Good morning.
Midweek in this small city will be mostly cloudy with a high of twenty-seven. Sunrise is 7:13 AM and sunset 4:20 PM, for 9h 07m 45s of daytime. The moon is a waxing gibbous with 51.6% of its visible disk illuminated.
Whitewater’s Landmarks Commission meets at 6 PM.
It’s the seventy-fifth anniversary of the Japanese attack on Pearl Harbor. On this day in 1954, U.S. Senator Joe McCarthy receives widespread criticism for the baseless charge that Pres. Eisenhower was “weak on Chinese communists.”
Worth reading in full —
In 75 years later, USS Arizona band remembered, Meg Jones writes about members of a a U.S. Navy band on the deck of the U.S.S. Arizona at the time of the attack on Pearl Harbor: “My grandparents as well as a lot of others didn’t know if their sons were alive or dead. I think the shock of it was so bad they never really talked about it,” said Nielsen, a retired optometrist who lives in Michigan. “Looking back now I think that it was such a significant thing that happened that it kind of derailed a lot of things in their lives. I just don’t think they had as much happiness in their life.” All Nielsen has is a few photos of his uncle, a newspaper clipping of his obituary and his Purple Heart. “I often think what it would have been like had he survived and had a nice career in music. I can just see him surviving the ’40s and being involved in music in some way. Who knows? Jazz or Nashville or something like that,” Nielsen said.”

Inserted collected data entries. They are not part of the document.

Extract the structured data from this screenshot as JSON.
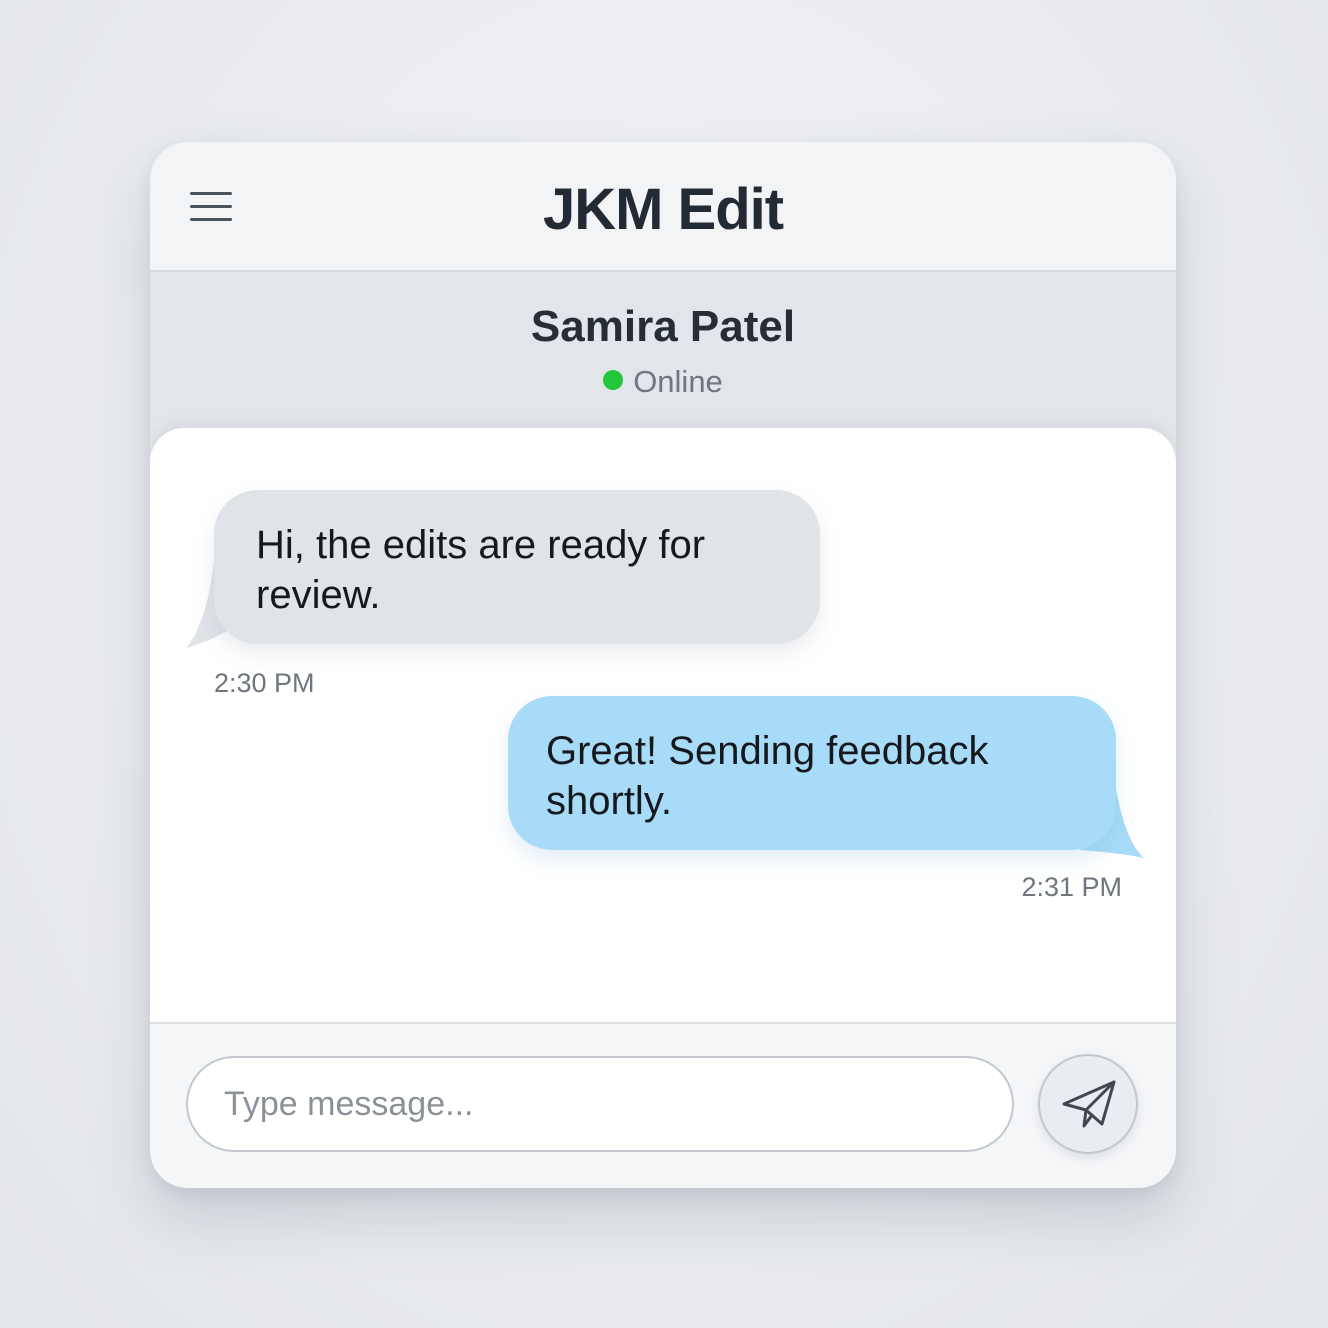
{
  "app": {
    "title": "JKM Edit"
  },
  "contact": {
    "name": "Samira Patel",
    "status": "Online",
    "status_color": "#22c73a"
  },
  "messages": [
    {
      "direction": "incoming",
      "text": "Hi, the edits are ready for review.",
      "time": "2:30 PM",
      "bubble_color": "#e0e3e8"
    },
    {
      "direction": "outgoing",
      "text": "Great! Sending feedback shortly.",
      "time": "2:31 PM",
      "bubble_color": "#a7dbf7"
    }
  ],
  "composer": {
    "placeholder": "Type message...",
    "value": "",
    "send_icon": "paper-plane-icon"
  },
  "icons": {
    "menu": "hamburger-menu-icon"
  }
}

Jason Stein writes that a Walker official predicts worsening roads, rising debt: “Madison — The share of Wisconsin highways in poor condition is on track to double over a decade, debt payments are set to rise for the next several years and state costs are poised to outpace new money for road and highway projects, Gov. Scott Walker’s transportation secretary told lawmakers Tuesday. There are 12,000 miles of Interstate, state and U.S. highways in Wisconsin and by 2027 42% of them will be in poor condition if the state doesn’t find new revenue or other solutions, state Transportation Secretary Mark Gottlieb testified Tuesday. In the coming years, the state is expected to end up using up to a quarter of every dollar in its road fund for debt payments under Gov. Scott Walker’s two-year plan to borrow a half billion dollars for highway and bridge projects, Gottlieb said in more than three hours of painstaking testimony.”
Predictably, Time magazine has selected its person of the year.

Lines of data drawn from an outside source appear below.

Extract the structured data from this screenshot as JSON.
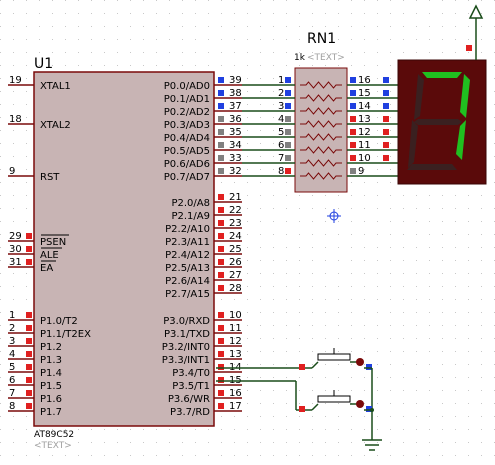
{
  "colors": {
    "background": "#ffffff",
    "grid_dot": "#c8c8c8",
    "chip_body": "#c8b4b4",
    "chip_border": "#7a0a0a",
    "wire": "#1a4d1a",
    "pin": "#7a0a0a",
    "pin_marker_red": "#e02020",
    "pin_marker_blue": "#2040e0",
    "pin_marker_grey": "#808080",
    "display_body": "#5a0a0a",
    "segment_on": "#20c020",
    "segment_off": "#3a2020",
    "probe": "#2040e0"
  },
  "u1": {
    "ref": "U1",
    "part": "AT89C52",
    "text_placeholder": "<TEXT>",
    "left_pins": [
      {
        "num": "19",
        "name": "XTAL1"
      },
      {
        "num": "18",
        "name": "XTAL2"
      },
      {
        "num": "9",
        "name": "RST"
      },
      {
        "num": "29",
        "name": "PSEN"
      },
      {
        "num": "30",
        "name": "ALE"
      },
      {
        "num": "31",
        "name": "EA"
      },
      {
        "num": "1",
        "name": "P1.0/T2"
      },
      {
        "num": "2",
        "name": "P1.1/T2EX"
      },
      {
        "num": "3",
        "name": "P1.2"
      },
      {
        "num": "4",
        "name": "P1.3"
      },
      {
        "num": "5",
        "name": "P1.4"
      },
      {
        "num": "6",
        "name": "P1.5"
      },
      {
        "num": "7",
        "name": "P1.6"
      },
      {
        "num": "8",
        "name": "P1.7"
      }
    ],
    "right_pins": [
      {
        "num": "39",
        "name": "P0.0/AD0"
      },
      {
        "num": "38",
        "name": "P0.1/AD1"
      },
      {
        "num": "37",
        "name": "P0.2/AD2"
      },
      {
        "num": "36",
        "name": "P0.3/AD3"
      },
      {
        "num": "35",
        "name": "P0.4/AD4"
      },
      {
        "num": "34",
        "name": "P0.5/AD5"
      },
      {
        "num": "33",
        "name": "P0.6/AD6"
      },
      {
        "num": "32",
        "name": "P0.7/AD7"
      },
      {
        "num": "21",
        "name": "P2.0/A8"
      },
      {
        "num": "22",
        "name": "P2.1/A9"
      },
      {
        "num": "23",
        "name": "P2.2/A10"
      },
      {
        "num": "24",
        "name": "P2.3/A11"
      },
      {
        "num": "25",
        "name": "P2.4/A12"
      },
      {
        "num": "26",
        "name": "P2.5/A13"
      },
      {
        "num": "27",
        "name": "P2.6/A14"
      },
      {
        "num": "28",
        "name": "P2.7/A15"
      },
      {
        "num": "10",
        "name": "P3.0/RXD"
      },
      {
        "num": "11",
        "name": "P3.1/TXD"
      },
      {
        "num": "12",
        "name": "P3.2/INT0"
      },
      {
        "num": "13",
        "name": "P3.3/INT1"
      },
      {
        "num": "14",
        "name": "P3.4/T0"
      },
      {
        "num": "15",
        "name": "P3.5/T1"
      },
      {
        "num": "16",
        "name": "P3.6/WR"
      },
      {
        "num": "17",
        "name": "P3.7/RD"
      }
    ]
  },
  "rn1": {
    "ref": "RN1",
    "value": "1k",
    "text_placeholder": "<TEXT>",
    "left_pins": [
      "1",
      "2",
      "3",
      "4",
      "5",
      "6",
      "7",
      "8"
    ],
    "right_pins": [
      "16",
      "15",
      "14",
      "13",
      "12",
      "11",
      "10",
      "9"
    ]
  },
  "display": {
    "digit": "7"
  }
}
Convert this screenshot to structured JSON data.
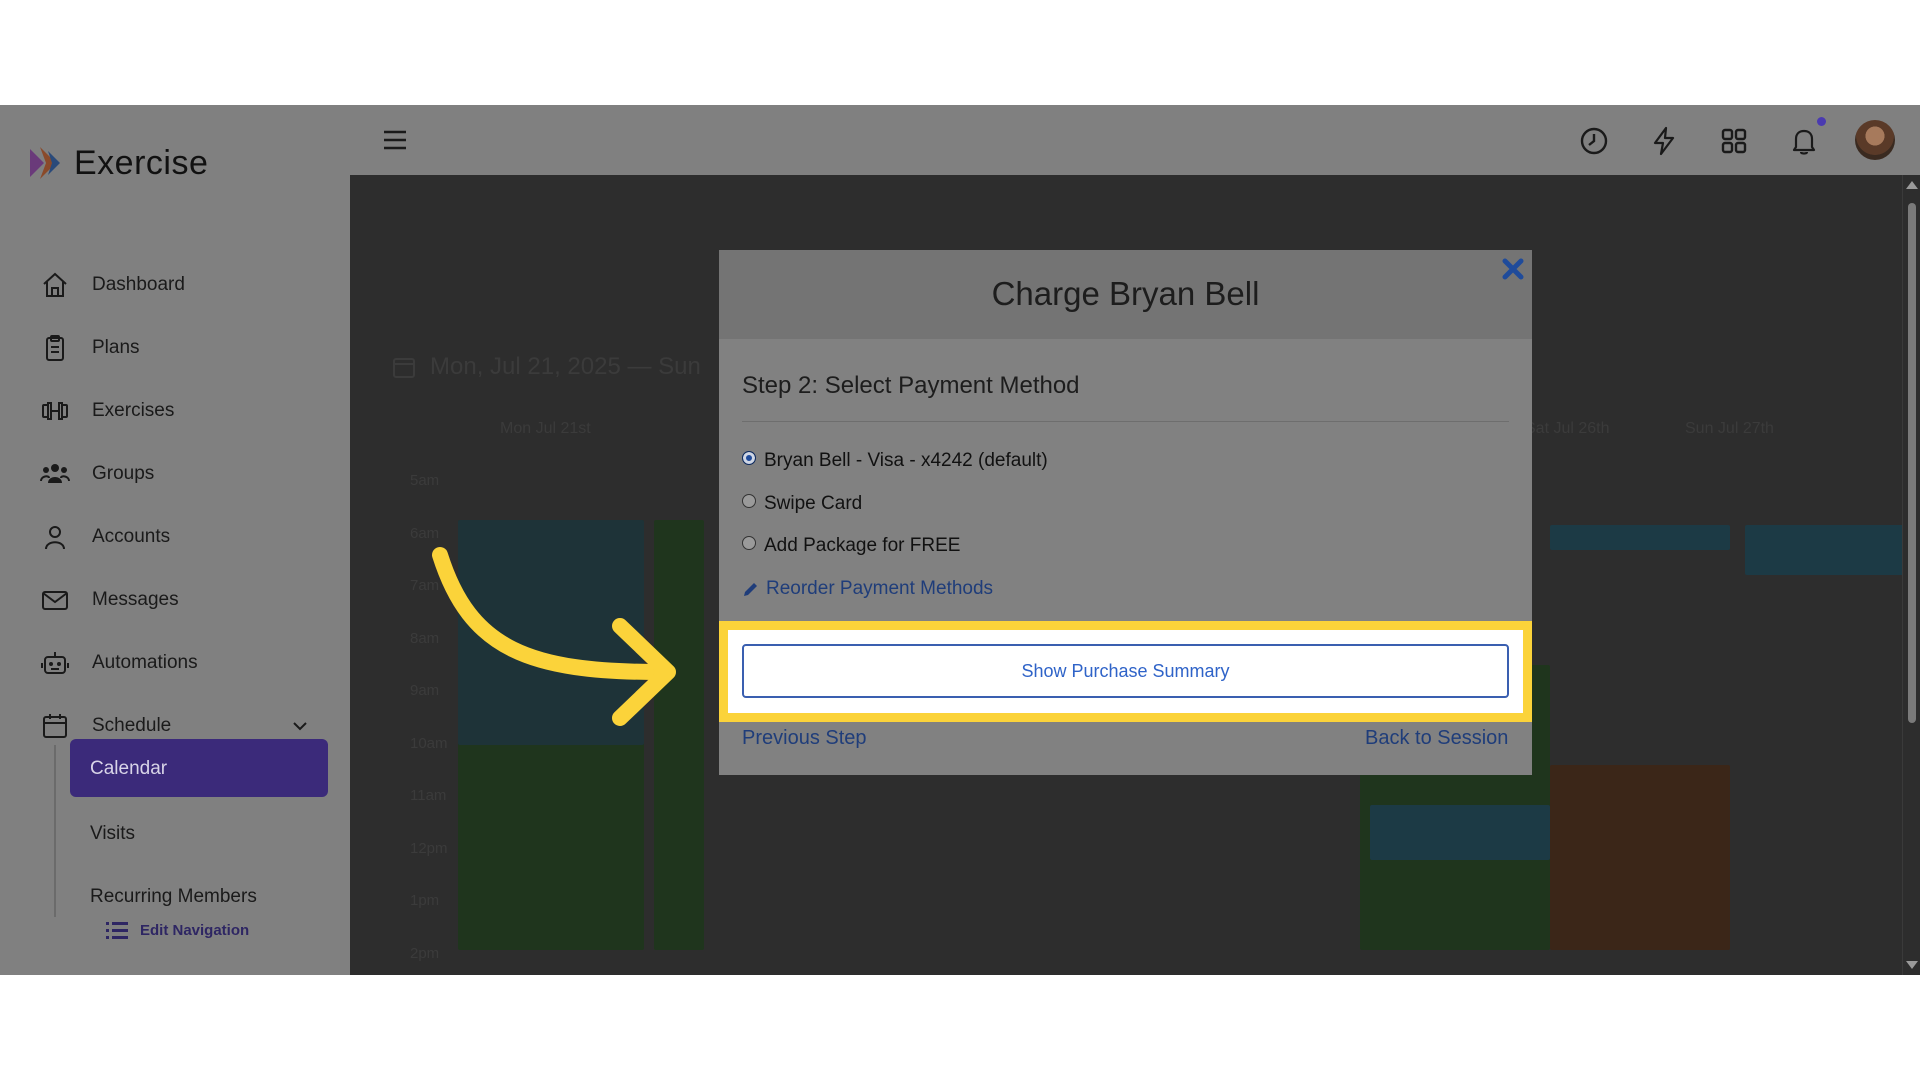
{
  "brand": {
    "name": "Exercise"
  },
  "sidebar": {
    "items": [
      {
        "label": "Dashboard",
        "icon": "home-icon"
      },
      {
        "label": "Plans",
        "icon": "clipboard-icon"
      },
      {
        "label": "Exercises",
        "icon": "dumbbell-icon"
      },
      {
        "label": "Groups",
        "icon": "users-icon"
      },
      {
        "label": "Accounts",
        "icon": "user-icon"
      },
      {
        "label": "Messages",
        "icon": "envelope-icon"
      },
      {
        "label": "Automations",
        "icon": "robot-icon"
      },
      {
        "label": "Schedule",
        "icon": "calendar-icon"
      }
    ],
    "sub_items": [
      {
        "label": "Calendar",
        "active": true
      },
      {
        "label": "Visits"
      },
      {
        "label": "Recurring Members"
      }
    ],
    "edit_navigation": "Edit Navigation"
  },
  "topbar": {
    "icons": [
      "menu-icon",
      "clock-icon",
      "bolt-icon",
      "apps-grid-icon",
      "bell-icon",
      "avatar"
    ]
  },
  "background": {
    "date_range": "Mon, Jul 21, 2025 — Sun",
    "col_first": "Mon Jul 21st",
    "col_sat": "Sat Jul 26th",
    "col_sun": "Sun Jul 27th",
    "hours": [
      "5am",
      "6am",
      "7am",
      "8am",
      "9am",
      "10am",
      "11am",
      "12pm",
      "1pm",
      "2pm"
    ]
  },
  "modal": {
    "title": "Charge Bryan Bell",
    "step_title": "Step 2: Select Payment Method",
    "options": [
      {
        "label": "Bryan Bell - Visa - x4242 (default)",
        "selected": true
      },
      {
        "label": "Swipe Card",
        "selected": false
      },
      {
        "label": "Add Package for FREE",
        "selected": false
      }
    ],
    "reorder_link": "Reorder Payment Methods",
    "summary_button": "Show Purchase Summary",
    "previous_step": "Previous Step",
    "back_to_session": "Back to Session"
  },
  "colors": {
    "highlight": "#fbd33a",
    "arrow": "#fbd33a",
    "accent": "#5b3fd6",
    "link": "#2f63c8"
  }
}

The AP reports on a supposed sale of Trump’s assets in Aide says Donald Trump sold stocks in June but offers no proof: “WASHINGTON — President-elect Donald Trump sold all of his stocks in June as he plunged into the costly general election campaign, his transition team abruptly announced Tuesday. His advisers provided no proof of the transactions and would not explain the apparent sell-off.”